The great amount of publicity that kavkazcenter.com got in Finland and the significance of these developments have to do with the principle of freedom of speech and questions relating to it, and thus the case was widely commented upon in the editorials of Finnish newspapers and elsewhere in the media. This discussion has helped to draw the line at which the authority of courts of law and the police ends in matters relating to freedom of speech.

==Alleged Financial Support for Chechen Terrorists==
Storsjö said in May 2005 an interview with Turun Sanomat that he is collecting money through donations that anyone can make to an association called “Support for information service on the Caucasus”, from which moneys are directed to the support of Kavkaz Center. He did, however, admit that the moneys end up with Chechen rebels, among whom there are “elements that have tendencies towards terrorism.” The matter was first made public by Aamulehti, and Storsjö said that this was a false report, since no association called “Support for information service on the Caucasus” ever has existed. It is not possible to find out anything about this alleged association with the Google search engine, and no such association exists in the Finnish Register for Associations.

==Apprehension on Odesa==
Ukrainian authorities apprehended Storsjö in Odesa on 26 May 2008 because he was on the list of personae non gratae in the Russian Federation. Storsjö was released from jail on 28 May 2008 and the Ukrainian authorities had cause to review their practises concerning lists of personae non gratae.

==Court Case Concerning Alleged Organisation of Chechens’ Illegal Entry into Finland==
In early June 2009, Storsjö declared that he had arranged the entry into Finland of around 50 Chechens who had been living in exile in Turkey. He said the Finnish Border Guard suspected him of arranging a gross illegal entry to Finland in April 2009.

In a court case that began on 24 March 2011 in the Vantaa Local Court, the prosecutor Mikko Sipila accused Storsjö altogether of three cases of arranging an illegal entry, of which one he considered to be a gross one. He demanded that Storsjö be given a jail sentence. The alleged crimes had taken place from 2007 to 2010. According to the prosecution, Storsjö had brought 22 Chechens from Turkey to Finland on three separate occasions, and 9 of these people had been minors. None of these people had carried travel documents that would have entitled them to enter Finland. The prosecution also deemed that even though Storsjö had not benefited from this activity financially, he had reaped benefits in other ways, such as gaining a reputation and the respect of certain circles.”
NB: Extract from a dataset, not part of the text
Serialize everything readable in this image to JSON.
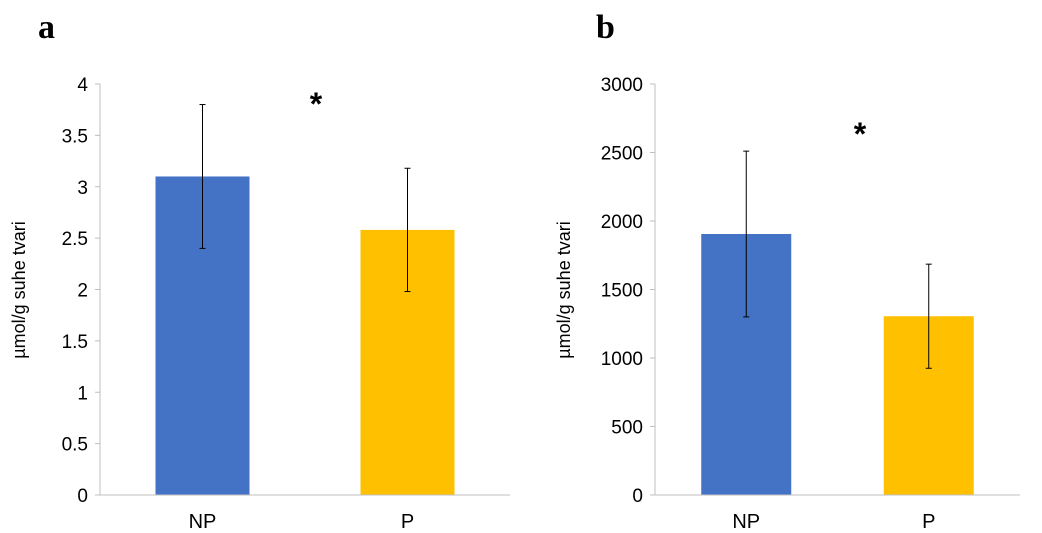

Storsjö denied having benefited from gains in reputation. He had publicly disclosed his activities only after the Border Guard had released statements to the effect that they suspected him of committing crimes. In fact he had only had losses from his activism, since he had paid the air fares of the Chechens from Istanbul via Helsinki to St. Petersburg from his own and his company’s funds. Storsjö denied having broken Finnish law. According to him the criminal law allows the arrangement of entry to foreigners when there are acceptable grounds for such action. “I have decided to help these people, and I have done so fully conscious of the risks on my part.”

The court case concluded on 9 May 2011. Storsjö was acquitted of all charges. The court held that his activity had not been of criminal kind, but that there had been acceptable grounds for it. The judge referred to the same section of the law that Storsjö had cited in court. The judge considered that Storsjö's grounds for his activity were credible: this was a case of humanitarian activity based on empathy. The judge considered that the Chechens really were in need of protection, since nearly all of them had already been awarded asylum in Finland. The judge also considered that Storsjö had not benefited personally from his activism; on the contrary, he had received various threats because of it.

The prosecutor had stated that he shall appeal the decision and the case may yet continue in the Hovrätt, that is, The Court of Appeals. In June 2012, it reversed the lower court's decision and handed down a four-month suspended sentence, ruling that the Chechens were not in danger. Storsjö plans to appeal to the Supreme Court of Finland.